The Appeals Court affirmed. Noting that “the decision to order a fitness for duty examination is within the city’s managerial prerogative and is not subject to mandatory bargaining”, it rejected the city’s several arguments regarding the manner in which the examination is conducted. First the city asserted that a bargaining requirement would “unduly impinge on its freedom to perform its public functions.” The court disagreed, ruling that the city’s interest in public safety is not undercut by the requirement that it engage in impact bargaining over the procedures and criteria for examinations. The court added that the city and union had previously engaged in successful negotiations over a drug and alcohol abuse policy, which included standards for initiating testing and testing administration. Next, the city argued that it was insulated from its duty to bargain based on the Civil Service Law, G.L. chapter 31. The court again disagreed, finding no conflict between the two laws and, therefore, that the city’s obligation to negotiate prevailed. Finally, the city argued that the union waived its right to bargain based on certain provisions in the parties’ contract, including the “management rights” clause. Again, the court rejected this argument as well because the agreement’s language failed to show a “clear and unmistakable waiver” of bargaining over the manner and means of determining fitness for duty examinations.
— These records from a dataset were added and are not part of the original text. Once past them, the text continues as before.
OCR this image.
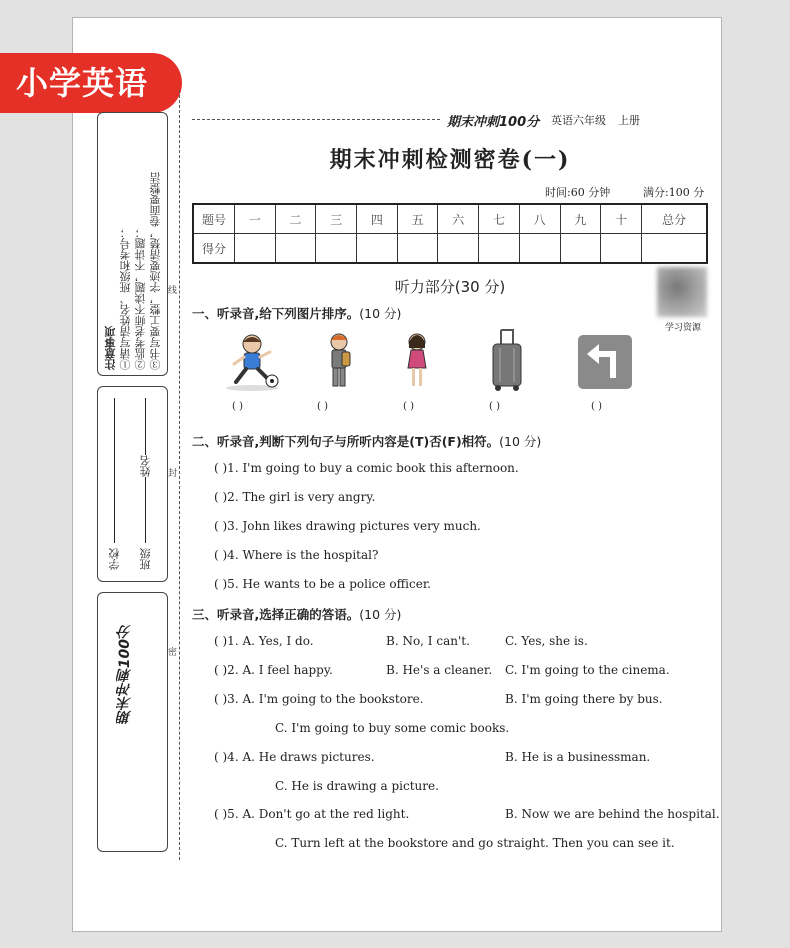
小学英语
注意事项 ①请写清姓名、班级和考号； ②监考老师不读题，不讲题； ③书写要工整，字迹要清楚，卷面要整洁
学校 班级
姓名
期末冲刺100分
线
封
密
期末冲刺100分 英语六年级 上册
期末冲刺检测密卷(一)
时间:60 分钟	满分:100 分
题号	一	二	三	四	五	六	七	八	九	十	总分
得分											
学习资源
听力部分(30 分)
一、听录音,给下列图片排序。(10 分)
( )	( )	( )	( )	( )
二、听录音,判断下列句子与所听内容是(T)否(F)相符。(10 分)
( )1. I'm going to buy a comic book this afternoon.
( )2. The girl is very angry.
( )3. John likes drawing pictures very much.
( )4. Where is the hospital?
( )5. He wants to be a police officer.
三、听录音,选择正确的答语。(10 分)
( )1. A. Yes, I do.	B. No, I can't.	C. Yes, she is.
( )2. A. I feel happy.	B. He's a cleaner. C. I'm going to the cinema.
( )3. A. I'm going to the bookstore.	B. I'm going there by bus.
C. I'm going to buy some comic books.
( )4. A. He draws pictures.	B. He is a businessman.
C. He is drawing a picture.
( )5. A. Don't go at the red light.	B. Now we are behind the hospital.
C. Turn left at the bookstore and go straight. Then you can see it.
The court summarized by stating the “fact that mere completion of the examinations did not result in [the employee]’s reinstatement, and that he remained suspended until he had met whatever fitness criteria applied to the examinations, makes the point that the ‘methods and means’ of the decision were critical to the terms of [his] continued employment.” The court emphasized the “distinction between ordering an examination and the procedures for implementation, e.g., choosing an examiner, and the method and means by which the examination will be carried out”.
Public employers should keep in mind that while the decision to have an employee undergo a fitness for duty examination is the employers to make, how the examination will be implemented must be negotiated with the relevant union. Because in a given circumstance it may be difficult to clearly separate the two concepts, an employer that is uncertain about its obligations should consult with its counsel.
This update is provided for informational purposes only and should not be considered legal advice.